Politica
Elezioni Emilia Romagna, “allarme rosso” per il rischio tsunami con onda verde
Di Massimo Falcioni
La partita che si sta giocando in Emilia Romagna è marcatamente politica. Domenica 26 gennaio il voto sarà politico, le ripercussioni saranno politiche. Chi esce sconfitto alle urne, paga. Anche a livello nazionale, nell’immediato e nel medio-lungo periodo. Se il Partito democratico perde anche un sol voto a Bologna e a Modena, non recupera al nord a Piacenza e Parma e in Romagna fra Rimini e Forlì, addio regione baluardo della sinistra. Alla sinistra emiliana restano supponenza e prosopopea ma gli si sono ristretti i panni.
La regione si sta spostando a destra. Alle ultime europee la Lega è diventata primo partito in 252 comuni contro i 76 del Pd. Alle politiche del 2013 il Pd era in vetta con oltre 15 punti sul M5S, 20 punti davanti al centrodestra. E il 4 marzo 2018 c’è stato il sorpasso storico del centrodestra al 33% dei voti sul centrosinistra al 31% con il M5S al 27,5%. Infine la batosta alle Europee di maggio 2019 con Lega, FI, Fratelli d’Italia al 44,4% con Pd, +Europa, Europa verde e La sinistra sotto il 40% (39,6%). Osservando una cartina a colori del potere, si vede bene che il rosso si è ristretto e accorciato e il verde (o blu) si è allungato e allargato. Pd e sinistra hanno fin qui retto a Bologna (ko a Imola) e a Modena (ko a Sassuolo) e lungo la via Emilia, pur se sempre più corta, mentre il centrodestra è dilagato nelle aree interne e nelle costellazioni dei comuni degli Appennini ma anche nelle città del nord emiliano e in Romagna, fin sulla costa. Le Regionali non sono elezioni nazionali ma tra le amministrative sono quelle meno locali e più politiche, specie in questo contesto di smarrimento politico e con un governo che regge solo in funzione anti-Salvini e grazie alle qualità del premier Conte ma vive alla giornata caratterizzato dal “salvo intese”, sostenuto dai traballanti Pd e M5S, fino a poco più di un anno fa nemici giurati, ritenuti incompatibili sul piano politico e ideologico.

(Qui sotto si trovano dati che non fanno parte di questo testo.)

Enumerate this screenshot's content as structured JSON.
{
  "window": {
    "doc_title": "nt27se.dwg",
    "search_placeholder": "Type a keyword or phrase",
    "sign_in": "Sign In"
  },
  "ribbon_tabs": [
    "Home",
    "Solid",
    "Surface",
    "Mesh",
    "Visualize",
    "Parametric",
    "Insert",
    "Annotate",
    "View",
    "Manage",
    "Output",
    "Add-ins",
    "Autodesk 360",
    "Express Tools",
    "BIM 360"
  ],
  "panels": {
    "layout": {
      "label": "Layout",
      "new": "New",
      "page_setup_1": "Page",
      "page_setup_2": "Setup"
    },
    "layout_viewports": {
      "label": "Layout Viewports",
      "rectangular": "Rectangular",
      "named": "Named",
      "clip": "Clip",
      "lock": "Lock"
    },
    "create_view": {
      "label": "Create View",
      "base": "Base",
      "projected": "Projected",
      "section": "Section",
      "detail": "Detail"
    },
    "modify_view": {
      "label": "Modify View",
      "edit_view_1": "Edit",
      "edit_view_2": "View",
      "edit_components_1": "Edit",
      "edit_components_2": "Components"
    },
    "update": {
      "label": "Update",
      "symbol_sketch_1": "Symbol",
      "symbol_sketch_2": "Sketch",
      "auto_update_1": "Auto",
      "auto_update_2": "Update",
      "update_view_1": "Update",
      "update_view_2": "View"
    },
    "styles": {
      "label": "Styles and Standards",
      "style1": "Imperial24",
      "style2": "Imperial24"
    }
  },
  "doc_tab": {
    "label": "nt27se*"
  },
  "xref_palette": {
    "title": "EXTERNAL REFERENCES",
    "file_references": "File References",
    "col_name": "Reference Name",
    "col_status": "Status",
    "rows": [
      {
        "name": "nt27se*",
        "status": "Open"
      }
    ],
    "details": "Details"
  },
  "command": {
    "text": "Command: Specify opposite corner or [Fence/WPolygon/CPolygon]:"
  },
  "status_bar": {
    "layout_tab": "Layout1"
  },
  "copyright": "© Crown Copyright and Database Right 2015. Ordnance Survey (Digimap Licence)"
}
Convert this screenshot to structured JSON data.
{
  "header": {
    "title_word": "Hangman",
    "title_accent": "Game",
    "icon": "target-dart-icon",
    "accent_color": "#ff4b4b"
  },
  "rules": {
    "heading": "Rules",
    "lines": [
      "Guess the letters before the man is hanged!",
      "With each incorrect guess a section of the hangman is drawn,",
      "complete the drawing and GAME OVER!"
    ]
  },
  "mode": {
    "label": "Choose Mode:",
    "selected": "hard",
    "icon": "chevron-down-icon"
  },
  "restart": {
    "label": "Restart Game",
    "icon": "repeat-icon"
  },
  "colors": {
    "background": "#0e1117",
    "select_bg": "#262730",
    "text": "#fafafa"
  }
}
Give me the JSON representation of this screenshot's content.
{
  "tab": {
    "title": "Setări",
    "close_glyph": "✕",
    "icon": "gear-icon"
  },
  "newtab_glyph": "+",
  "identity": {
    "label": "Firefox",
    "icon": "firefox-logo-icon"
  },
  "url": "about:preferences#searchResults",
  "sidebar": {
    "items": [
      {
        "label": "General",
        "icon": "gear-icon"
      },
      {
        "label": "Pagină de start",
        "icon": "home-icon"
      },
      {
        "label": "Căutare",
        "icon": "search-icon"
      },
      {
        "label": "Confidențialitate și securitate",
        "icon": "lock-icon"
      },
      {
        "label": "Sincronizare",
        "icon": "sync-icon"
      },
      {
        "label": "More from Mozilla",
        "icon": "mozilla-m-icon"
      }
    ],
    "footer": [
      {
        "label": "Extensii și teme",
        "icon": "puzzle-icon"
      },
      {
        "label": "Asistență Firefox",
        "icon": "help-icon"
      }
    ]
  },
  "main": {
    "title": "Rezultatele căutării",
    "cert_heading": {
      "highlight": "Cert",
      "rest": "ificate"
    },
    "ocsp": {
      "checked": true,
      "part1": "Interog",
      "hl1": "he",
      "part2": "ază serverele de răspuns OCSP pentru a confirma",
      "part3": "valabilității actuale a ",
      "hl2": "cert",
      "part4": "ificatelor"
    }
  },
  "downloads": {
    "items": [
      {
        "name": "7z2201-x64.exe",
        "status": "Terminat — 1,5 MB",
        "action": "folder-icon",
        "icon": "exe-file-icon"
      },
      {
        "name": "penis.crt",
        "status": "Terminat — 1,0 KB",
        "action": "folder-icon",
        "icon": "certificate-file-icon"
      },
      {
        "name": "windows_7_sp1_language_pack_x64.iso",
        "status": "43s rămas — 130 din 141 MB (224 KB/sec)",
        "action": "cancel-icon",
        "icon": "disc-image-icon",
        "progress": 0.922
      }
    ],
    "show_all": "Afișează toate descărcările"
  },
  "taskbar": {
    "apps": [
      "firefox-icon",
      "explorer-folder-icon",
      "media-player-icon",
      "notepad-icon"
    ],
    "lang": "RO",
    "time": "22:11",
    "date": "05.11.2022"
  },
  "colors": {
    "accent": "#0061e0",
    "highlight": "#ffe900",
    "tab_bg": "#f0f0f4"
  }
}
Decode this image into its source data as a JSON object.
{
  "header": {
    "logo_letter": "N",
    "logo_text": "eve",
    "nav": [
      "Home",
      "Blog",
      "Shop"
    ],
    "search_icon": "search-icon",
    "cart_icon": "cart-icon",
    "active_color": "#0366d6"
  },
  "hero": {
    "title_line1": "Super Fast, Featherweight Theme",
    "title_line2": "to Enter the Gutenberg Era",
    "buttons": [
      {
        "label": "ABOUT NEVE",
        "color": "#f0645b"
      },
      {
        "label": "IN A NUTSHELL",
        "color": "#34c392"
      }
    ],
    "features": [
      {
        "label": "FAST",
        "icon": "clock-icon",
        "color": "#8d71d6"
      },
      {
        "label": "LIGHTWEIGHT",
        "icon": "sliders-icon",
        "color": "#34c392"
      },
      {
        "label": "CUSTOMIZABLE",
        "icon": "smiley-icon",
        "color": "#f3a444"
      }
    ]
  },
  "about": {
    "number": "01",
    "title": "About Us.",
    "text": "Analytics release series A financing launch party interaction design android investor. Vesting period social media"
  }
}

Anche in Emilia-Romagna la formidabile macchina di potere e organizzativa del Pci resta solo negli “Amarcord” dei vecchi compagni. Ma al Pd non mancano le riserve con i mille tentacoli, specie negli apparati istituzionali, tutti mobilitati per raschiare il barile con il voto del ceto medio, piccoli e medi imprenditori, dipendenti pubblici, pensionati, e spremendo come un limone il sistema Coop, vera e propria linea Maginot per fermare lo tsunami leghista. Sono finiti i tempi in cui Togliatti e Berlinguer idealizzavano la “via emiliana” al socialismo, pur se la regione resta fra quelle meglio governate. Non è un’isola felice e anche qui i nodi stringono, la qualità della vita è scesa, sono salite disuguaglianze e timori di ogni tipo, anche rispetto al lavoro e alla sicurezza quotidiana. C’è preoccupazione per il futuro, soprattutto per figli e nipoti. Anche qui, a pagare sono sempre gli stessi. Anche qui la gente è stufa, non crede più alle promesse, si allontana dalla politica, vota contro chi governa, si astiene dalle urne.
La partita di domenica 26 gennaio, solo apparentemente è fra i due candidati Bonaccini e Bergonzoni. In fondo, non è neppure l’esame sul governo della sinistra in Emilia Romagna. A pensare male, come noto, si fa peccato, ma spesso ci si azzecca. E ha ragione l’ex direttore de l’Unità Peppino Caldarola: “Se la Borgonzoni dovesse vincere l’unica analisi del voto ci porterebbe alla tesi che ormai la sinistra sta sulle palle a tutti”. Già. E non solo nell’ex paradiso rosso emiliano. E sarà forse il caso di chiedersi perché, non limitandosi a credere che l’annuncio dell’ennesimo nuovo partito (“partito nuovo”, dice Zingaretti) sia la panacea alla crisi del Pd e della sinistra.Così, con questo andazzo, una sconfitta della sinistra in Emilia o quanto meno un suo ulteriore ridimensionamento, diventa possibile. Sarebbe un segnale inequivocabile dell’aria che tira facendo capire chi l’elettore vuole premiare e chi punire. Di qui l’allerta rossa, un vero e proprio allarme per l’incombente onda verde capace di trasformarsi in uno tsunami che, tant’è ne dicano Zingaretti e Di Maio e lo stesso Conte, potrebbe spazzar via anche il governo.